Getting Diaspora Jewish youth to 'love Israel'


October 23, 2009
Richard Kuper

jerusalempostJacob Kanter, Oct 22, 2009

A sense of urgency permeated the Menachem Begin Heritage Center in the capital this week as experts in the field discussed how to bring more foreign students here, and why birthright-israel is only part of the picture.

Professionals from the Student Forum – a joint project of the WZO Hagshama Department and the Jewish Agency’s Education Committee – representing a number of programs for university students in Israel, and others gathered at the daylong convention on “Jewish Youth and Israel: Understanding the Changing Needs of Jewish Youth and Intensifying Israel’s Place in Their Lives.”

“We realized that we don’t have time to sit back and think about our work, how influential we’ve been,” said Roi Abecassis, director of the Student Forum and executive director of the World Zionist Organization’s Hagshama Department, which works with young Jewish adults. “It’s been driving us crazy, how to get youth to come to Israel. We’ve succeeded with birthright, and we’re succeeding with MASA, but we have to take the next step and get them to stay here. We have to think about how we can update ourselves to become a product that’s attractive for Jewish youth outside of Israel.”

Though the precise nature of that product – what Israelis, Israeli society and the Land of Israel need to become for more Jewish youth in the Diaspora to visit Israel – was the subject of some debate, each speaker seemed to agree that the time for change was imminent.
Gadi Taub, a professor of public policy at the Hebrew University, began by warning: “What I’m about to say won’t be pleasant. When North American Jewish students leave university, not only are they not identifying with Israel, but they’re becoming anti-Israel.”

“Democracy is a religion in America, and if we don’t learn how to articulate, explain and justify why Judaism and democracy isn’t an internal contradiction, we’ll not only lose them; we’ll turn them into our enemies,” Taub said.
“It’s an extremely urgent situation,” said Gael Grunewald, co-head of the Student Forum and head of the Hagshama Department. “The Jewish university student has to deal with pro-Palestinian groups on one side and the international media on the other. We need to come in and reinforce his connection to Israel. We have to do more than what we’ve been doing, and we have to do it better.”

A number of speakers reported their findings after extensive tours of college campuses abroad, including Jewish Agency Chairman Natan Sharansky and the former international director of Hillel, Avraham Infeld.

“The most important goal in trying to bring Jewish youth to Israel is to redefine what it means to be Jewish for them,” said Infeld. “The greatest success of birthright is when the participants realize that being Jewish is not necessarily tied to a religious experience.

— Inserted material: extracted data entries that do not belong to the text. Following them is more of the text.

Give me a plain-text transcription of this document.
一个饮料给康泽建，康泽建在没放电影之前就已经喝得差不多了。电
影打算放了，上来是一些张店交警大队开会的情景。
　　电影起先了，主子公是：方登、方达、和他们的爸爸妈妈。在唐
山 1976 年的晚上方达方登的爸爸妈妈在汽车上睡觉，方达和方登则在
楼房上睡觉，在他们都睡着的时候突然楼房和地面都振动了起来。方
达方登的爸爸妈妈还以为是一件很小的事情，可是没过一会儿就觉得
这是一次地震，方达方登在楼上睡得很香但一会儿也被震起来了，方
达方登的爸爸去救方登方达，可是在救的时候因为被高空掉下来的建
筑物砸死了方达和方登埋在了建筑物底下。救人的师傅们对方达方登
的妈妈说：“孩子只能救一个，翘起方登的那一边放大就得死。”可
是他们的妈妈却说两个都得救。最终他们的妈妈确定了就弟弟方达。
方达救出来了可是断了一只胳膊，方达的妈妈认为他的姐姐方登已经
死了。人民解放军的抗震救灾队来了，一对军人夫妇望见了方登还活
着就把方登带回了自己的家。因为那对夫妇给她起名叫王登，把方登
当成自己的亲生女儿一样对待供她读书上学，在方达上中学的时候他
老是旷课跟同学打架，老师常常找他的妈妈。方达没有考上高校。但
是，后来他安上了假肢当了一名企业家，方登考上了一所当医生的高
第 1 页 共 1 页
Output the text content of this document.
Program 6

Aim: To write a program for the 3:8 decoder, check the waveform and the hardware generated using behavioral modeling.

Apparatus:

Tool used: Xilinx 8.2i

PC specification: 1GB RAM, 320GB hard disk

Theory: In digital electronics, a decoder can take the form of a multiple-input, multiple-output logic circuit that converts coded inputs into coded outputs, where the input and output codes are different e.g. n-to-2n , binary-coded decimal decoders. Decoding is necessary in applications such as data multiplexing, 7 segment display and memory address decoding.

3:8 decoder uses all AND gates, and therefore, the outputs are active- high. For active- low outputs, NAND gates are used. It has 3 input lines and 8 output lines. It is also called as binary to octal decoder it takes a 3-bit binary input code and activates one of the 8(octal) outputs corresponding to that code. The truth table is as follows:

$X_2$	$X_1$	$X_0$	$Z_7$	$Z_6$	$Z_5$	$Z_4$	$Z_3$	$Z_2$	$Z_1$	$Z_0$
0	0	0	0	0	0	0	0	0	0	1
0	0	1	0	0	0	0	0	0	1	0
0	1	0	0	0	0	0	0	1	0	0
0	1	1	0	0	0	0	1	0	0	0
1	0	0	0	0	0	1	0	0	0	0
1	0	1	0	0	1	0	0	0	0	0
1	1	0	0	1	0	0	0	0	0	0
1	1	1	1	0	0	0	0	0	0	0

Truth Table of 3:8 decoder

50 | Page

That’s not necessarily the way it works [in Israel].”

But nobody underestimated the struggle that lies ahead.

“The lives of Jews outside of Israel have never been better than they are today,” said Amos Hermon, chairman of the Jewish Agency’s Education Committee and co-head of the Student Forum. “But Israel is able to offer personal and intellectual development to students more than any other country in the world. And yet it’s in 13th place on the list of countries in which Jewish students go to university.”

Several speakers also addressed the shifting tendencies and characteristics of Jewish youth today, stressing the importance of utilizing new technologies, including YouTube and Facebook. But many of the problems that face the Student Forum in its quest to bring Jewish youth to Israel remain.

“The challenges are much stronger than the solutions,” said David Keren, director of United Synagogue Youth programming in Israel. “Even though the ideas brought up in the convention today are foundation stones, it’s an important brainstorming step in getting students to Israel. A good conference is one that challenges its audience to find solutions instead of handing them out.”

Infeld tried to sum up the challenge as he concluded his remarks.

“We’ve been bringing students to Israel to get them to like Israel,” he said. “We’ve forgotten that we need to bring them here to get them to love Israel.”